Three Innovation Models

by Olivier Thereaux

How can a company remain innovative through its growth? Most simply fail – with a bureaucratic management style that thinks that innovation can be achieved by having bosses yell “be creative” at their staff; other use turnover as an innovation tool: hire creative minds, squeeze out whatever can be squeezed in, then throw away the burnt out zombie and hire new people. But what about companies that seem to succeed in being – and remaining – innovation centers?

Une version française de cet article, intitulée Trois modèles d’innovation, est disponible sur le Pheromone Lab.

Google

A current poster child of innovation management, Google has been following the McKnight and 3M doctrine: every employee is entitled to dedicate 20% of their time to experiment on projects of their liking. The most promising projects started by googlers may have a chance of becoming Google products, while the rest is still a good source of training.

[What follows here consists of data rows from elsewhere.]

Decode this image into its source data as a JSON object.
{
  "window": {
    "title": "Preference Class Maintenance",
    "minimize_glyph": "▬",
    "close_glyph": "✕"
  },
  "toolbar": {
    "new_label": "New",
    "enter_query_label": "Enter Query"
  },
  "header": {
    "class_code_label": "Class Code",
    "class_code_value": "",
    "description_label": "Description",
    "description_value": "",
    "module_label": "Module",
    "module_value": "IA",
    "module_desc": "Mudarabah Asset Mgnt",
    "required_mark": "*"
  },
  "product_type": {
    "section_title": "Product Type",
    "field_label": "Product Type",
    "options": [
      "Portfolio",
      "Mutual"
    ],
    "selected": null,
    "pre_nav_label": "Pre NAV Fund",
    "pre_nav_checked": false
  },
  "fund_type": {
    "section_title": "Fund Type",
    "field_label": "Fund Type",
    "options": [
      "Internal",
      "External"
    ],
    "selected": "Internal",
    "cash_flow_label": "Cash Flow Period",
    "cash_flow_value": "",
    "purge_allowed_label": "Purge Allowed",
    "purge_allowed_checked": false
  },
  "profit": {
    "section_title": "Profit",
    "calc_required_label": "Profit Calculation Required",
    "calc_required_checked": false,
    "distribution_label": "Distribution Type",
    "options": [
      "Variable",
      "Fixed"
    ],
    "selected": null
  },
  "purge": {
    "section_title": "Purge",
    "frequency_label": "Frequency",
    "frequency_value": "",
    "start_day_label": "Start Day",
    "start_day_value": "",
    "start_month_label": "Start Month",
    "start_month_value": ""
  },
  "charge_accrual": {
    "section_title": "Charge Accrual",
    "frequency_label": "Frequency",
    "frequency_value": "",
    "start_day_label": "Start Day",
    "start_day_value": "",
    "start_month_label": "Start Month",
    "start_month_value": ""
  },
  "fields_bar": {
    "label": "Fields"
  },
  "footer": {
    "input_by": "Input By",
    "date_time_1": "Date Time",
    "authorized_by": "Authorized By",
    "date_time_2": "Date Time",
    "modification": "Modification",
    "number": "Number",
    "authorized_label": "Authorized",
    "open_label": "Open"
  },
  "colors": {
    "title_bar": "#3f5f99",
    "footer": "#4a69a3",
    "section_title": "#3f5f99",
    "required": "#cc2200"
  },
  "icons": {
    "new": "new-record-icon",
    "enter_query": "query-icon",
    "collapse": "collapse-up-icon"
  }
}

Also interesting is the pollination and competition factors: because employees need to “sell” their work to their colleagues through a peer-review system directly inspired from academia, a sane (?) competition atmosphere keeps everyone working their best.

I do not know, however, if Google employees are forced to deliver 5 days’ worth of work in 4 days, whether this 20% is done as overtime, or whether the sanctuary of “free time” is actually respected.

Stefan Sagmeister

Notable designer Sagmeister once decided that a way to keep his design team creative was to take a sabbatical year off every 7 years. During his year off, he usually travels, toys with ideas and prototypes, builds fun projects – all without the usual pressure of having to deliver.

I ignore, however, if Sagmeister pays his staff during that sabbatical, or if they all go and work elsewhere for a year and get hired back when he comes home…

Ferran Adria and El Bulli

In terms of culinary hype, few restaurants match Barcelona’s “El Bulli”, a restaurant that opens only 6 months a year. Adria and his team spend the other 6 months experimenting in their lab, slowly and carefully designing the next season’s menu. And when they get back, all reservations for the year are usually filled within the span of a day.

Alas, it seems the Michelin 3-stars restaurant will be closing soon… by lack of profits? Or to try and reinvent itself?

Investing in time

What do these three organizations have in common? They all invest time – giving their employees a chance to escape the daily grind of production and experiment. The main difference is how long, and how frequent, is that “free time”: 1 year every 7 years, 6 months a year… or 1 day a week?